The corporate in-house legal team clearly plays a role at the intersection of e-discovery, GRC and security. Many concerns require frequent and tight cooperation between the corporate legal team and the compliance team as a GRC program matures and new security headaches come to light. Here are a few examples:
- Risk Management and Assessment – Topics like non-compliance and investigation of new and yet to be identified risks can, and should, be sourced through legal.
- New Internal Policy Review – There is no better source than the legal team for review and ultimate approval – especially for public organizations. Legal is also a great source of exceptions and how they should be handled according to new policy.
- Regulatory Guidance and Interpretation – What and how does a new regulation apply to an organization and what steps need to be taken to ensure compliance? Corporate legal teams are also a great source for historical reference when clear precedent is yet to be set.
- When a Cyber-Security Incident turns into Litigation – The sooner legal is involved, the greater the potential to reduce risk and exposure. Attorneys think in terms of a timeline or sequence of events. Having them play an active role as events unfold is invaluable.
- E-Discovery Sanction Avoidance – There are still organizations out there that treat the process of e-discovery in a disjointed manner, meaning the collection, analysis and preliminary case assessment is performed by IT or a third-party without legal oversight. Legal should understand and routinely review these practices to ensure compliance with a dynamic legal landscape.
I’m a pragmatist and while this sounds great, actually extracting the value of this interaction is a challenge. I submit that the technology used to effectuate and enable these business functions can serve as a catalyst to draw these seemingly disparate groups together. What do I mean? I mean e-discovery tools have very similar workflow and features to GRC and even cyber-security investigation platforms. For example, although at its core a litigation support tool, a proper enterprise class e-discovery platform also provides the following features:
- A rules and notification engine – these features support litigation hold, status updates when processing or collecting data and reporting on review/analysis jobs
- Audit and logging – who touched/viewed/exported what data elements and when is paramount to ensuring security and compliance, especially when that system has proprietary, financial or data related to HR
- Document and data management – usually in the form of a database, but some way to supervise data as it flows through the system, including disposition
- Automated workflow – an engine that guides the system user from inception to point of decision – in e-discovery terms this is inception from legal hold to production of data for litigation
- Reporting – any number of summary documents that describes status, metrics and stats about the data, investigation or case
All of these features are necessary for e-discovery, GRC and cyber-security investigation teams.
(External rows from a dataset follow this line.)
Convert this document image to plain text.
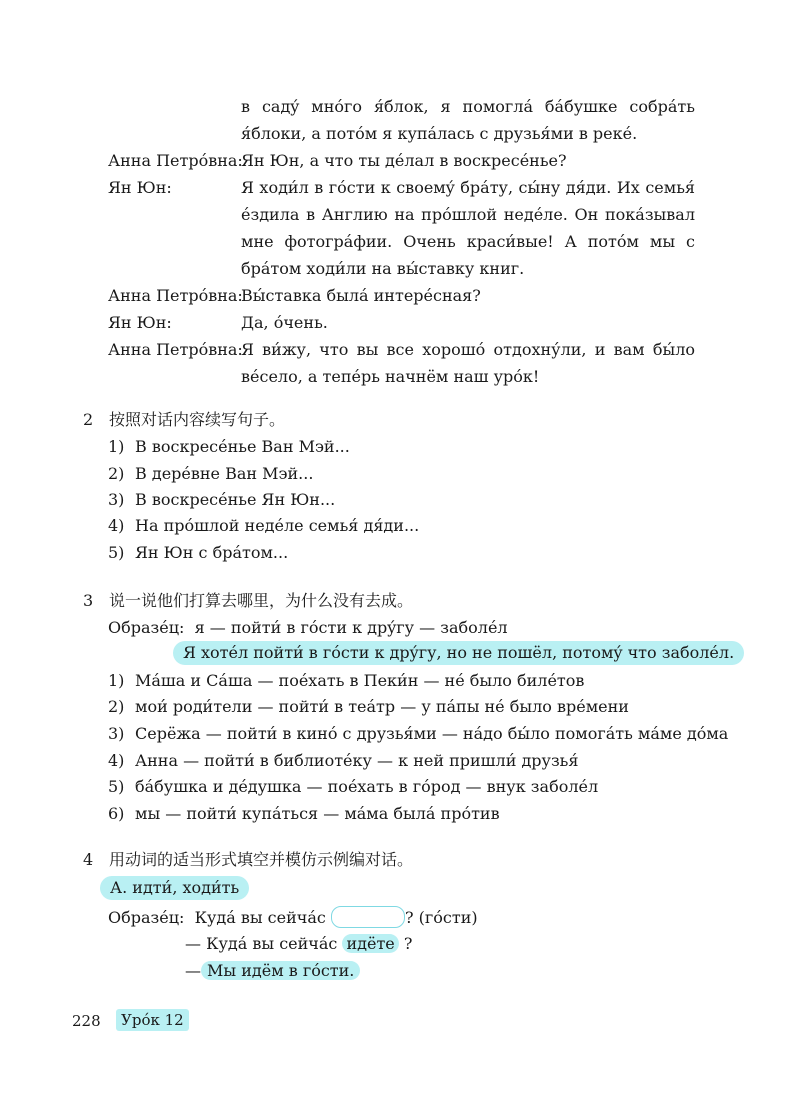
в садý мнóго я́блок, я помоглá бáбушке собрáть я́блоки, а потóм я купáлась с друзья́ми в рекé.
Анна Петрóвна:
Ян Юн, а что ты дéлал в воскресéнье?
Ян Юн:	Я ходи́л в гóсти к своемý брáту, сы́ну дя́ди. Их семья́ éздила в Англию на прóшлой недéле. Он покáзывал мне фотогрáфии. Очень краси́вые! А потóм мы с брáтом ходи́ли на вы́ставку книг.
Анна Петрóвна:
Вы́ставка былá интерéсная?
Ян Юн:	Да, óчень.
Анна Петрóвна:
Я ви́жу, что вы все хорошó отдохну́ли, и вам бы́ло вéсело, а тепéрь начнём наш урóк!
2 按照对话内容续写句子。
1) В воскресéнье Ван Мэй...
2) В дерéвне Ван Мэй...
3) В воскресéнье Ян Юн...
4) На прóшлой недéле семья́ дя́ди...
5) Ян Юн с брáтом...
3 说一说他们打算去哪里，为什么没有去成。
Образéц: я — пойти́ в гóсти к дрýгу — заболéл
Я хотéл пойти́ в гóсти к дрýгу, но не пошёл, потомý что заболéл.
1) Мáша и Сáша — поéхать в Пеки́н — нé было билéтов
2) мои́ роди́тели — пойти́ в теáтр — у пáпы нé было врéмени
3) Серёжа — пойти́ в кинó с друзья́ми — нáдо бы́ло помогáть мáме дóма
4) Анна — пойти́ в библиотéку — к ней пришли́ друзья́
5) бáбушка и дéдушка — поéхать в гóрод — внук заболéл
6) мы — пойти́ купáться — мáма былá прóтив
4 用动词的适当形式填空并模仿示例编对话。
А. идти́, ходи́ть
Образéц: Кудá вы сейчáс	? (гóсти)
— Кудá вы сейчáс идёте ?
— Мы идём в гóсти.
228	Урóк 12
A common system supporting the common data stored therein reduces redundancy and also consolidates the overhead in securing and managing teams and systems. While these are valuable returns onto themselves, the real value appears when the corporate legal team and others involved can begin to stitch together the true status of an organization’s environment. This leads to a more proactive approach to changes in the business and more insight into the true cost of what once were separate teams. The e-discovery tool that supports this has application across the entire enterprise.